Nenhuma história deve
ter comovido tanto os leitores brasileiros, nos últimos anos, quanto à da jovem
dependente química Heleninha, relatada de forma realista e comovente no romance
Terror e Êxtase, pelo escritor,
cronista e jornalista José Carlos Oliveira, o Carlinhos Oliveira. Assim como
outras histórias igualmente trágicas – a da jovem alemã Christiane F e da
brasileira Sandra Mara Hezer. – a de Heleninha, uma adolescente rica da
sociedade carioca, de apenas 17 anos, moradora de Ipanema, choca, horroriza e
revolta por tratar de alguém infelizmente muito próxima de nós. Helena é
brasileira. Helena pode ser nossa irmã. Ou nossa filha. Ela segue ao lado do
temido bandido 1001, ladrão e assassino criado na Baixada Fluminense, que aterroriza
a zona sul do Rio de Janeiro e só faz aumentar a paixão que Heleninha sente por
sua imagem de líder autoritário, frio, calculista e violento.
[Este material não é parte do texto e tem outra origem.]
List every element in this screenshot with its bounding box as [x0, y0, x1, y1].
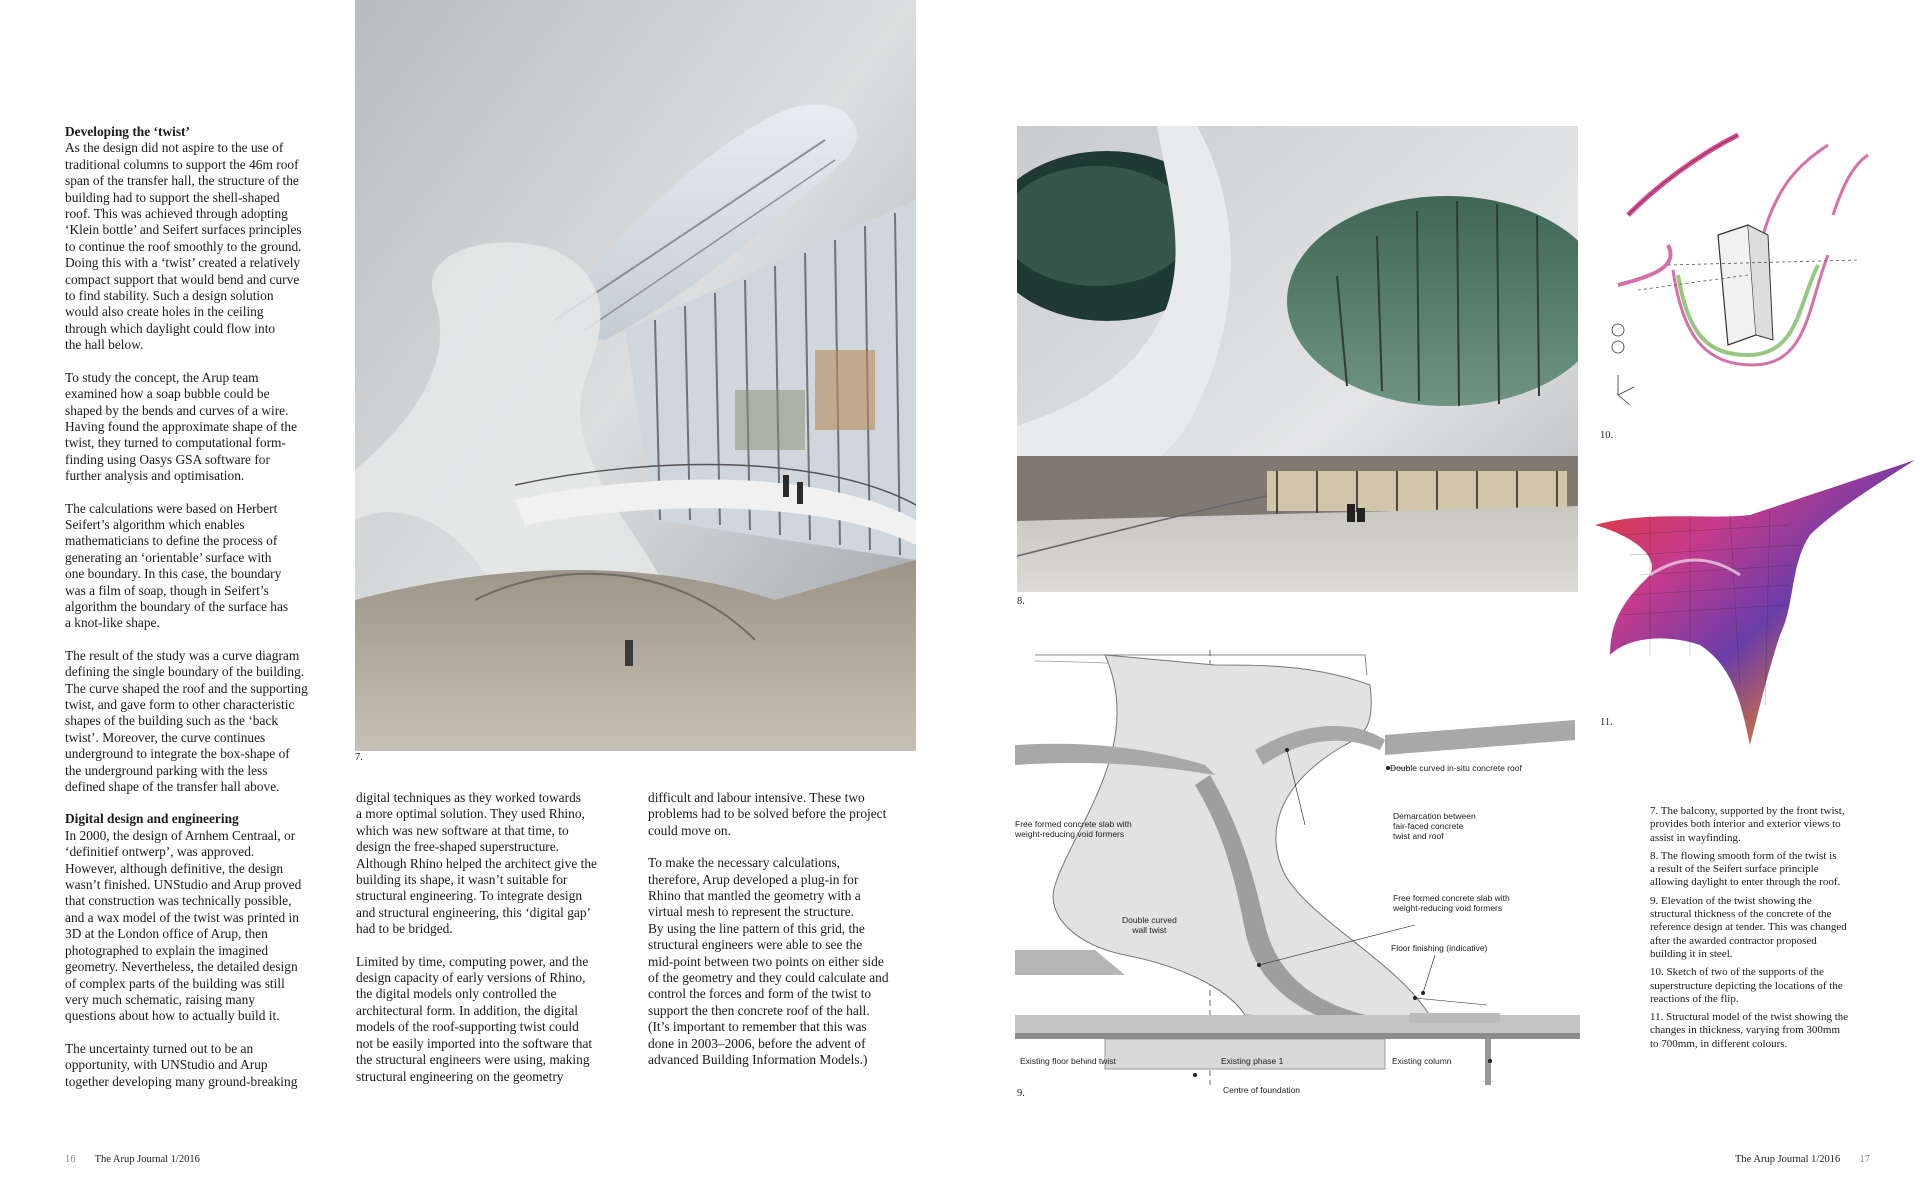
label-wall: Double curved wall twist	[1122, 915, 1177, 935]
section-heading-digital: Digital design and engineering	[65, 811, 239, 827]
label-existing-column: Existing column	[1392, 1056, 1452, 1066]
label-floor-finishing: Floor finishing (indicative)	[1391, 943, 1488, 953]
paragraph: The uncertainty turned out to be an opportunity, with UNStudio and Arup together developing many ground-breaking	[65, 1040, 298, 1089]
caption-11: 11. Structural model of the twist showing the changes in thickness, varying from 300mm to 700mm, in different colours.	[1650, 1011, 1849, 1050]
text-column-2	[356, 790, 636, 1101]
text-column-3	[648, 790, 928, 1085]
figure-10-sketch	[1598, 125, 1873, 415]
figure-10-number: 10.	[1600, 430, 1614, 441]
folio-right	[1735, 1154, 1870, 1165]
caption-7: 7. The balcony, supported by the front twist, provides both interior and exterior views to assist in wayfinding.	[1650, 805, 1845, 844]
figure-9-elevation	[1015, 625, 1580, 1095]
paragraph: difficult and labour intensive. These two problems had to be solved before the project could move on.	[648, 790, 887, 838]
paragraph: Limited by time, computing power, and the design capacity of early versions of Rhino, the digital models only controlled the architectural form. In addition, the digital models of the roof-supporting twist could not be easily imported into the software that the structural engineers were using, making structural engineering on the geometry	[356, 953, 593, 1084]
label-roof: Double curved in-situ concrete roof	[1390, 763, 1522, 773]
label-centre-foundation: Centre of foundation	[1223, 1085, 1301, 1095]
figure-8-photo	[1017, 126, 1578, 592]
paragraph: To study the concept, the Arup team examined how a soap bubble could be shaped by the bends and curves of a wire. Having found the approximate shape of the twist, they turned to computational form- finding using Oasys GSA software for further analysis and optimisation.	[65, 369, 298, 484]
folio-left	[65, 1154, 200, 1165]
label-existing-phase: Existing phase 1	[1221, 1056, 1284, 1066]
caption-8: 8. The flowing smooth form of the twist is a result of the Seifert surface principle allowing daylight to enter through the roof.	[1650, 849, 1841, 889]
caption-10: 10. Sketch of two of the supports of the superstructure depicting the locations of the reactions of the flip.	[1650, 966, 1843, 1005]
figure-9-number: 9.	[1017, 1088, 1025, 1099]
figure-7-photo	[355, 0, 916, 751]
section-heading-twist: Developing the ‘twist’	[65, 124, 190, 139]
label-demarcation: Demarcation between fair-faced concrete twist and roof	[1393, 811, 1476, 841]
figure-8-number: 8.	[1017, 596, 1025, 607]
caption-9: 9. Elevation of the twist showing the structural thickness of the concrete of the reference design at tender. This was changed after the awarded contractor proposed building it in steel.	[1650, 894, 1847, 960]
paragraph: digital techniques as they worked towards a more optimal solution. They used Rhino, which was new software at that time, to design the free-shaped superstructure. Although Rhino helped the architect give the building its shape, it wasn’t suitable for structural engineering. To integrate design and structural engineering, this ‘digital gap’ had to be bridged.	[356, 790, 597, 937]
label-existing-floor: Existing floor behind twist	[1020, 1056, 1116, 1066]
figure-captions	[1650, 805, 1895, 1056]
paragraph: The result of the study was a curve diagram defining the single boundary of the building. The curve shaped the roof and the supporting twist, and gave form to other characteristic shapes of the building such as the ‘back twist’. Moreover, the curve continues underground to integrate the box-shape of the underground parking with the less defined shape of the transfer hall above.	[65, 647, 308, 795]
paragraph: As the design did not aspire to the use of traditional columns to support the 46m roof span of the transfer hall, the structure of the building had to support the shell-shaped roof. This was achieved through adopting ‘Klein bottle’ and Seifert surfaces principles to continue the roof smoothly to the ground. Doing this with a ‘twist’ created a relatively compact support that would bend and curve to find stability. Such a design solution would also create holes in the ceiling through which daylight could flow into the hall below.	[65, 140, 302, 353]
figure-7-number: 7.	[355, 752, 363, 763]
paragraph: In 2000, the design of Arnhem Centraal, or ‘definitief ontwerp’, was approved. However, although definitive, the design wasn’t finished. UNStudio and Arup proved that construction was technically possible, and a wax model of the twist was printed in 3D at the London office of Arup, then photographed to explain the imagined geometry. Nevertheless, the detailed design of complex parts of the building was still very much schematic, raising many questions about how to actually build it.	[65, 827, 302, 1024]
label-slab-right: Free formed concrete slab with weight-reducing void formers	[1393, 893, 1510, 913]
journal-title: The Arup Journal 1/2016	[1735, 1154, 1841, 1165]
label-slab-left: Free formed concrete slab with weight-reducing void formers	[1015, 819, 1132, 839]
figure-11-number: 11.	[1600, 717, 1613, 728]
page-number: 17	[1859, 1154, 1871, 1165]
text-column-1	[65, 124, 355, 1106]
paragraph: To make the necessary calculations, therefore, Arup developed a plug-in for Rhino that mantled the geometry with a virtual mesh to represent the structure. By using the line pattern of this grid, the structural engineers were able to see the mid-point between two points on either side of the geometry and they could calculate and control the forces and form of the twist to support the then concrete roof of the hall. (It’s important to remember that this was done in 2003–2006, before the advent of advanced Building Information Models.)	[648, 855, 889, 1068]
journal-title: The Arup Journal 1/2016	[94, 1154, 200, 1165]
figure-11-model	[1590, 455, 1920, 750]
paragraph: The calculations were based on Herbert Seifert’s algorithm which enables mathematicians to define the process of generating an ‘orientable’ surface with one boundary. In this case, the boundary was a film of soap, though in Seifert’s algorithm the boundary of the surface has a knot-like shape.	[65, 500, 289, 631]
page-number: 16	[65, 1154, 76, 1165]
Terror e Êxtase é um novelo de relacionamentos, de comportamentos,
em quilos de cocaína, em doses de bebidas, de violência, de desigualdades
sociais e econômicas. Uma das raras vezes em que alguém tratou das populações
invisíveis, discriminadas e marginalizadas e seus problemas sem falso
moralismo, sem paternalismo. Seu retrato duro, seco como as pedras pintadas
brotando dos corpos dos retirantes de Candido Portinari, atinge a violência de
um soco no estômago, num tremendo impacto. Um crítico mordaz e impiedoso dos
males de nosso tempo, servido por um amplo domínio dos recursos narrativos.
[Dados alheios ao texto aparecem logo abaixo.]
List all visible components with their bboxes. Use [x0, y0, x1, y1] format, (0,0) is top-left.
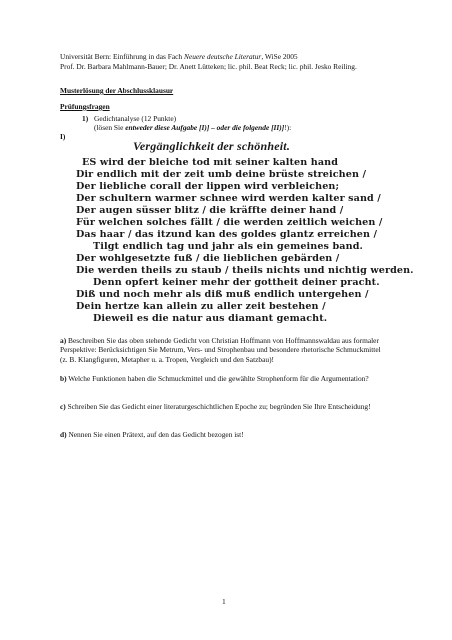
poem-line: Denn opfert keiner mehr der gottheit deiner pracht.: [93, 277, 380, 288]
poem-line: Der schultern warmer schnee wird werden kalter sand /: [76, 193, 381, 204]
poem-line: Die werden theils zu staub / theils nichts und nichtig werden.: [76, 265, 414, 276]
task-title: Gedichtanalyse (12 Punkte): [94, 114, 177, 123]
task-number: 1): [82, 114, 89, 123]
task-instruction-emphasis: entweder diese Aufgabe [I)] – oder die folgende [II)]: [125, 123, 285, 132]
poem-line: Tilgt endlich tag und jahr als ein gemeines band.: [93, 241, 363, 252]
question-b-label: b): [60, 374, 67, 383]
poem-line: Der augen süsser blitz / die kräffte deiner hand /: [76, 205, 344, 216]
header-line-1-prefix: Universität Bern: Einführung in das Fach: [60, 52, 184, 61]
poem-line: Dir endlich mit der zeit umb deine brüste streichen /: [76, 169, 367, 180]
question-d-label: d): [60, 430, 67, 439]
poem-line: Der liebliche corall der lippen wird verbleichen;: [76, 181, 340, 192]
question-b-text: Welche Funktionen haben die Schmuckmittel und die gewählte Strophenform für die Argumentation?: [68, 374, 369, 383]
question-d-text: Nennen Sie einen Prätext, auf den das Gedicht bezogen ist!: [68, 430, 244, 439]
poem-line: Das haar / das itzund kan des goldes glantz erreichen /: [76, 229, 378, 240]
question-c-label: c): [60, 402, 66, 411]
question-d: [60, 430, 390, 439]
task-instruction: [94, 123, 291, 132]
question-c-text: Schreiben Sie das Gedicht einer literaturgeschichtlichen Epoche zu; begründen Sie Ihre Entscheidung!: [67, 402, 371, 411]
question-c: [60, 402, 390, 411]
poem-line: ES wird der bleiche tod mit seiner kalten hand: [82, 157, 339, 168]
poem-line: Dieweil es die natur aus diamant gemacht.: [93, 313, 328, 324]
poem-line: Der wohlgesetzte fuß / die lieblichen gebärden /: [76, 253, 340, 264]
question-a-text: Beschreiben Sie das oben stehende Gedicht von Christian Hoffmann von Hoffmannswaldau aus formaler Perspektive: Berücksichtigen Sie Metrum, Vers- und Strophenbau und besondere rhetorische Schmuckmittel (z. B. Klangfiguren, Metapher u. a. Tropen, Vergleich und den Satzbau)!: [60, 336, 381, 364]
header-line-1-suffix: , WiSe 2005: [261, 52, 298, 61]
page-number: 1: [222, 597, 226, 606]
question-a-label: a): [60, 336, 67, 345]
poem-line: Für welchen solches fällt / die werden zeitlich weichen /: [76, 217, 383, 228]
header-course-name: Neuere deutsche Literatur: [183, 52, 262, 61]
poem-line: Diß und noch mehr als diß muß endlich untergehen /: [76, 289, 369, 300]
header-line-2: Prof. Dr. Barbara Mahlmann-Bauer; Dr. Anett Lütteken; lic. phil. Beat Reck; lic. phil. Jesko Reiling.: [60, 62, 357, 71]
question-a: [60, 336, 390, 364]
task-instruction-prefix: (lösen Sie: [94, 123, 126, 132]
heading-questions: Prüfungsfragen: [60, 102, 110, 111]
poem-title: Vergänglichkeit der schönheit.: [133, 139, 291, 153]
section-label: I): [60, 132, 66, 141]
header-line-1: [60, 52, 298, 61]
question-b: [60, 374, 390, 383]
heading-solution: Musterlösung der Abschlussklausur: [60, 86, 174, 95]
task-instruction-suffix: !):: [284, 123, 292, 132]
poem-line: Dein hertze kan allein zu aller zeit bestehen /: [76, 301, 326, 312]
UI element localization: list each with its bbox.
Politicamente engajada, a ficção de Oliveira não tem conotações partidárias ou
doutrinárias, estando mais comprometida com a política dos cidadãos do Brasil,
suas frustrações, suas mazelas, suas esperanças, seus anseios de independência
e de liberdade.
No romance policial,
Oliveira não deixa qualquer resquício de sua vida privada. Essa obra, o autor,
com sua argúcia de jornalista e sua experiência de comportamentos sociais
auridas nos bares da vida, irá tratar, pioneira e premonitoriamente, do conluio
entre a criminalidade dos morros e a sociedade carioca. E fundamentalmente, denuncia
uma rede maior de poder paralelo, que inclui política e economia, que dá as
cartas nesse jogo perigoso. Sem ser um livro que reflete determinada época,
mesmo sendo publicado em 1977, ele retrata o Rio de Janeiro de hoje, pois é uma
completa, cortante e reveladora dissecação da face obscura e babilônica da
cidade maravilhosa. Demonstrando o puro marketing das agências de propaganda,
em parceria aos meios de comunicação, às redes sociais, aos setores turístico
sexual, hoteleiro, da diversão, do entretenimento e da especulação imobiliária.
Mas cabe ressaltar que Oliveira, ao buscar verossimilhança total, um “desenho
lógico” perfeito em sua obra literária, costurando causa e efeito.
Toda a arquitetura do
romance, alternando capítulos de uma nudez realista densa com outros carregados
de pathos, num simétrico jogo de
trevas e luz, conduz num crescendo, o foco da narrativa para o desenlace
dramático. A cena que pinta, ao final do livro, quando o bandido 1001, ao se
explicar para Betinho: - “Desculpe o mau jeito, garotão, mas guerra é guerra!”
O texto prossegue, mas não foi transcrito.